Festival Wayang menghangatkan Yogyakarta

Langit Yogyakarta mendung semalam. Saya memasuki pelataran Taman Budaya yang tampak tak begitu riuh. Lamat-lamat semacam suara bonang dan seruling melengking mengarahkan langkah saya.

Memasuki gedung ruang pementasan di area Taman Budaya Yogyakarta ketika Ki Nurhadi bersama pengrawit pendukungnya dari Nusa Tenggara Timur tengah mengawali pementasan Wayang Sasak. Suasana ruangan cukup hangat. Lampu diredupkan hingga nyaris gelap. Kelir dicahayai hanya dengan warna tembaga jilatan api belencong dibantu sebuah bola lampu tak begitu terang, yang digantung di sepotong papan tepat di hadapan wajah si dalang, sehingga sesekali dalang musti berkelit dari senggolan lampu. Salah satu pengrawit memastikan bahwa lampu senantiasa bergoyang pelan, dengan sesekali mencoleknya dengan ujung jari. Dari balik kelir, penonton melihat bayangan yang saling berbincang itu seperti bergerak menari menjauh-mendekat.Pementasan yang bertajuk ‘Kubarsih’, yang menceritakan perselisihan antara Raja Kubarsih, Prabu Maliat Kustur, dengan Prabu Jayeng Rana, berlangsung kurang lebih 1 jam, dengan alat musik yang tidak cukup banyak.

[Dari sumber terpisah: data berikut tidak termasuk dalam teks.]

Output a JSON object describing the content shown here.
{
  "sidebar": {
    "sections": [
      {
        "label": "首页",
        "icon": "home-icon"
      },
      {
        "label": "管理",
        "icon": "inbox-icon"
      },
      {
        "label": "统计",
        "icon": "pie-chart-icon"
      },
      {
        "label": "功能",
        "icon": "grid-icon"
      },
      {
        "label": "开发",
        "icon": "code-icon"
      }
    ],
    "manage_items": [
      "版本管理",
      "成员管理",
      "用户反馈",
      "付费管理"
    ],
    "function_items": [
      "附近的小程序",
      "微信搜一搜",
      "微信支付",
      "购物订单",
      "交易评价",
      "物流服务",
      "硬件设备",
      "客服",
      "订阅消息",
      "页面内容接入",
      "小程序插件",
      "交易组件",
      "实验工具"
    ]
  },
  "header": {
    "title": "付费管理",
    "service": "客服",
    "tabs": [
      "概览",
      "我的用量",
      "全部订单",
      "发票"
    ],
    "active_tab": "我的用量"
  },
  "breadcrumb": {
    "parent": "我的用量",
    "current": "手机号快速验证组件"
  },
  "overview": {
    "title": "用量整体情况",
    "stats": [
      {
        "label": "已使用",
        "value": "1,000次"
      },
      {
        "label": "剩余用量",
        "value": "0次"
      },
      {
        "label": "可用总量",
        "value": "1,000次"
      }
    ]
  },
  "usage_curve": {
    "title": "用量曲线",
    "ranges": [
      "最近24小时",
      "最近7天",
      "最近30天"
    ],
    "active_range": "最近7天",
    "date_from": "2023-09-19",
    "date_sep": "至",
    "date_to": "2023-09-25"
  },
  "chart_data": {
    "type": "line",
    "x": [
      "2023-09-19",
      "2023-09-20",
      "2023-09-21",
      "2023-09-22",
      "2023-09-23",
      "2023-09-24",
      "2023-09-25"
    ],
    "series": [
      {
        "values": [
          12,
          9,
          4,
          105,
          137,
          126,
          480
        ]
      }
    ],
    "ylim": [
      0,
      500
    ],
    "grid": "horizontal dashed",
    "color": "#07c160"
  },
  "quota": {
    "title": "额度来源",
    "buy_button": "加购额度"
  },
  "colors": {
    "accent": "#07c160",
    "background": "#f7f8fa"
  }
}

Pementasan wayang sasak ini merupakan bagian dari keseluruhan Agenda Festival Wayang Nasional II, yang melibatkan 18 dalang ternama dari seluruh wilayah

Indonesia. Festival Wayang II ini juga bebarengan penyelenggaraannya dengan dua agenda besar pewayangan negeri ini, yakni Sidang II ASEAN Puppetry Assocation dan Musyawarah Nasional Persatuan Pedalangan Indonesia (PEPADI) ke-V.
Memasuki hari kedua, 13 dalang telah menunjukkan kebolehannya. Setiap dalang memperoleh ruang selama kurang lebih 1 jam untuk menampilkan cerita-cerita yang mereka pilih. Pementasan demi pementasan telah dimulai sejak pukul 10.00 WI hingga pukul 12.00. Malam kedua ini cukup dipadati penonton, yang mengikuti seluruh pertunjukan mulai dari sajian Komda Nusa Tenggara Barat, tuan rumah DI Yogyakarta, Sumatera Selatan dan Kalimantan Tengah. Cukup menggembirakan bahwa di antara penonton, banyak yang berasal dari kalangan muda, dan mahasiswa.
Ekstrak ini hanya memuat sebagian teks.